Pioneer Natural Resources
was surging Monday after The Wall Street Journal reported that
Exxon Mobil
has held preliminary talks with the fracker about a possible acquisition.
The Journal, citing people familiar with the matter, reported that Exxon (ticker: XOM) has held informal discussions with
Pioneer Natural
(PXD) about a potential acquisition. Any possible deal wouldn’t come together until the end of the year, and it’s possible nothing comes from the discussions at all, according to the Journal.
Exxon told Barron’s that it doesn’t comment on market rumors or speculation. Barron’s has also reached out to Pioneer for comment.
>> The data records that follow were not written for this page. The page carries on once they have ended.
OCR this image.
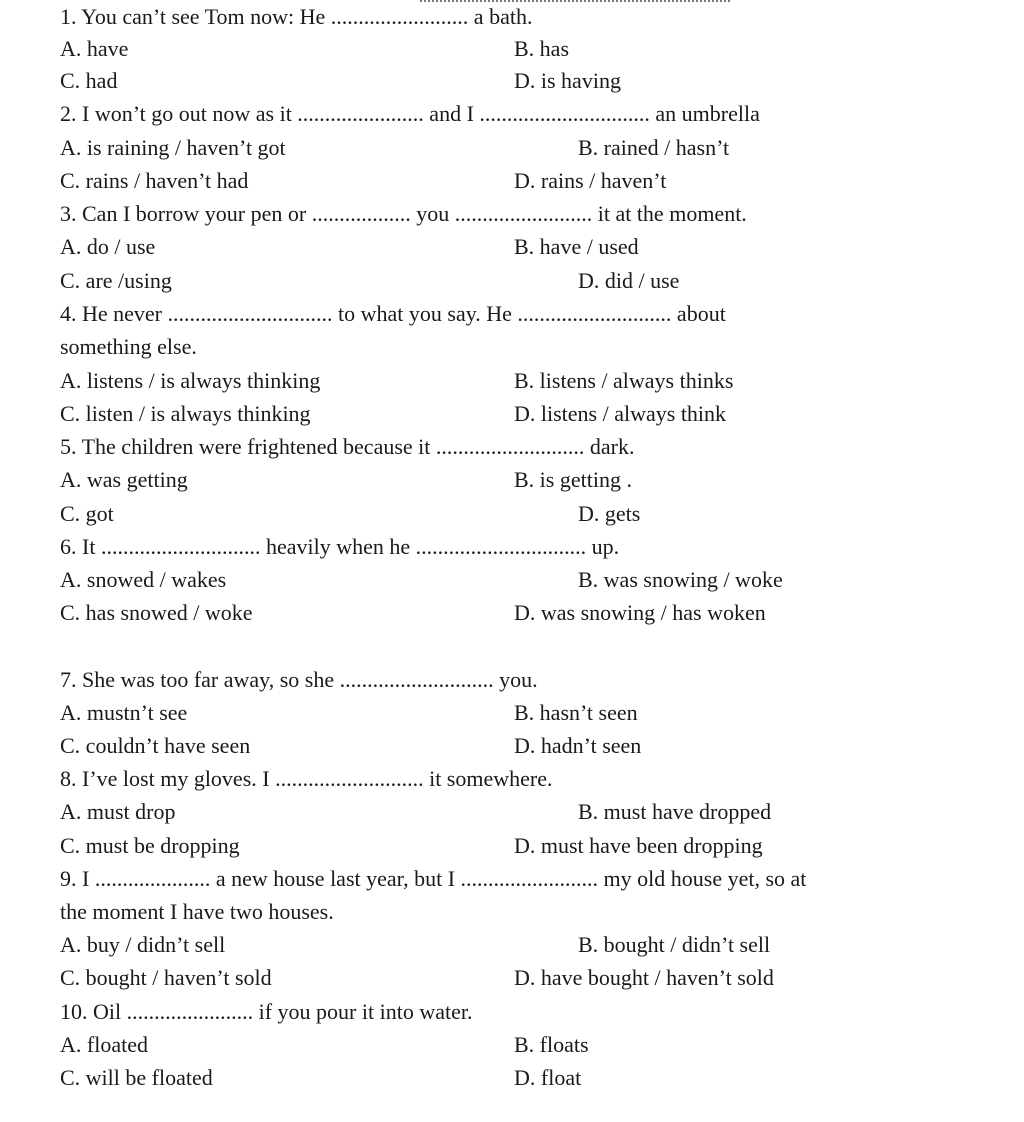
1. You can’t see Tom now: He ......................... a bath.
A. have	B. has
C. had	D. is having
2. I won’t go out now as it ....................... and I ............................... an umbrella
A. is raining / haven’t got	B. rained / hasn’t
C. rains / haven’t had	D. rains / haven’t
3. Can I borrow your pen or .................. you ......................... it at the moment.
A. do / use	B. have / used
C. are /using	D. did / use
4. He never .............................. to what you say. He ............................ about
something else.
A. listens / is always thinking	B. listens / always thinks
C. listen / is always thinking	D. listens / always think
5. The children were frightened because it ........................... dark.
A. was getting	B. is getting .
C. got	D. gets
6. It ............................. heavily when he ............................... up.
A. snowed / wakes	B. was snowing / woke
C. has snowed / woke	D. was snowing / has woken
7. She was too far away, so she ............................ you.
A. mustn’t see	B. hasn’t seen
C. couldn’t have seen	D. hadn’t seen
8. I’ve lost my gloves. I ........................... it somewhere.
A. must drop	B. must have dropped
C. must be dropping	D. must have been dropping
9. I ..................... a new house last year, but I ......................... my old house yet, so at
the moment I have two houses.
A. buy / didn’t sell	B. bought / didn’t sell
C. bought / haven’t sold	D. have bought / haven’t sold
10. Oil ....................... if you pour it into water.
A. floated	B. floats
C. will be floated	D. float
Since the stock market was closed in observance of Good Friday last week, shares of the shale driller were surging as investors got their first chance to trade on the news. Shares of Pioneer Natural jumped 7.4% to $223.60. The stock was on pace for its largest percent increase since Dec. 4, 2020, when it rose 8.27%. The stock was the third-best performer on the
S&P 500
Monday.
Wells Fargo analyst Roger Read said in a research note that “with one of the largest and best acreage positions within the Permian Basin, merging with PXD could make strategic sense for many companies desiring a larger Permian footprint.”
The Permian Basin is an oil and gas producing area in West Texas. According to Pioneer Natural, some estimates say the resources deep below the Permian Basin’s surface “could rival the supply of what’s now considered the world’s largest oilfield in Saudi Arabia,” and the company has made the decision to become a “Permian pure-play company.”
Pioneer is scheduled to report first-quarter earnings on May 3. Mizuho analyst Nitin Kumar, who rates the stock as a Buy with a $265 price target, wrote in a research note last week that the company “is seeing no further increases in service costs due to inflationary pressures. However, they are not planning for any decreases in costs yet either.”
Pioneer stock has fallen 2.9% this year.